2 个变量进入 CUDA 内核

Question

I want to solve a matrix using a CUDA kernel. Matrix uses i and j indexes like this.

M[i*N+j]

Asuming that I want to copy elements from M to any other variable like M_temp, I should do this

M_temp[i*N+j] = M[i*N+j];

Well I have the next declaration for using blocks and Threads

dim3 grid = dim3(2, 1, 1);
dim3 block = dim3(10, 10, 1);

I don't know if I am wrong, but according to the prior declaration, I could have 100 Threads per block. 200 Threads in total.

Inside the kernel I want to use the indexes.

__global__ void kernel(double *M)
{
    int i = ???;
    int j = ???;

}

I would like to use at least 100 Threads per block, such that the maximum Matrix size would be:

M[100x100]

But I want to use

1 block for variable i

and

1 different block for variable j.

I have been thinking about using,

__global__ void kernel(double *M)
{
    int i = threadIdx.x + blockDim.x * blockIdx.x;
    int j = threadIdx.y + blockDim.x * blockIdx.x;

    __syncthreads();
    M_temp[i*N+j] = M[i*N+j];        
}

But this way uses all the blocks in x. I don't know I'm confused. Help me please.

By the way my gpu is Geforce 610m.

Thank you

Answer 1

If you want to perform some operations with your 100x100 matrix, and you want each thread to deal with each entry, you need 10000 threads. As long as there is a limitations on the number of threads in 1 block (typically 1024 , or 32x32 ), you need to increase the grid size:

 dim3 grid = dim3(10, 10, 1);
 dim3 block = dim3(10, 10, 1);

Now inside your kernel you simply create i and j :

 i=blockIdx.x * blockDim.x + threadIdx.x;
 j=blockIdx.y * blockDim.y + threadIdx.y;
 M[i*N+j]=...

With our grid and block sizes, your blockDim.x=blockDim.y=10 and blockIdx.x, blockIdx.y, threadIdx.x, threadIdx.y range from 0 to 9 , so that your i and j range from 0 to 99 .
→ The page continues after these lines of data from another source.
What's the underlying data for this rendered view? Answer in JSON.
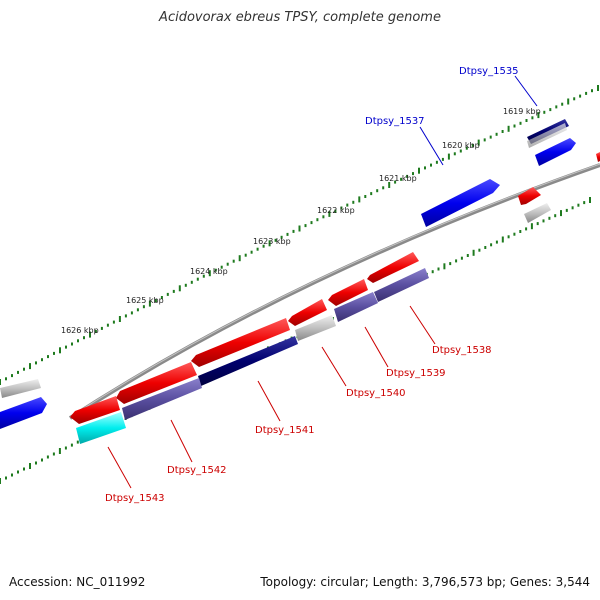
{
  "title": "Acidovorax ebreus TPSY, complete genome",
  "footer": {
    "accession": "Accession: NC_011992",
    "stats": "Topology: circular; Length: 3,796,573 bp; Genes: 3,544"
  },
  "scale_labels": [
    "1619 kbp",
    "1620 kbp",
    "1621 kbp",
    "1622 kbp",
    "1623 kbp",
    "1624 kbp",
    "1625 kbp",
    "1626 kbp"
  ],
  "gene_labels": {
    "forward": [
      "Dtpsy_1535",
      "Dtpsy_1537"
    ],
    "reverse": [
      "Dtpsy_1538",
      "Dtpsy_1539",
      "Dtpsy_1540",
      "Dtpsy_1541",
      "Dtpsy_1542",
      "Dtpsy_1543"
    ]
  },
  "colors": {
    "forward_label": "#0000cc",
    "reverse_label": "#cc0000",
    "backbone": "#808080",
    "tick": "#1e7a1e",
    "forward_gene": "#0000ee",
    "reverse_gene": "#ee0000",
    "dark_blue_gene": "#00006e",
    "slate_gene": "#5a4fa0",
    "cyan_gene": "#00eeee",
    "gray_gene": "#b8b8b8"
  }
}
In general I usually follow cuda samples example. For arbitrary gridsize and blocksize, your kernel should look like this:

const int numThreadsx = blockDim.x * gridDim.x;
const int threadIDx = blockIdx.x * blockDim.x + threadIdx.x;

const int numThreadsy = blockDim.y * gridDim.y;
const int threadIDy = blockIdx.y * blockDim.y + threadIdx.y;


for (int i = threadIDx; i < N; i += numThreadsx)
    for (int j = threadIDy; j < N; j += numThreadsy)
        M[i*N+j]=...

Note, that you need to pass variable N into your kernel.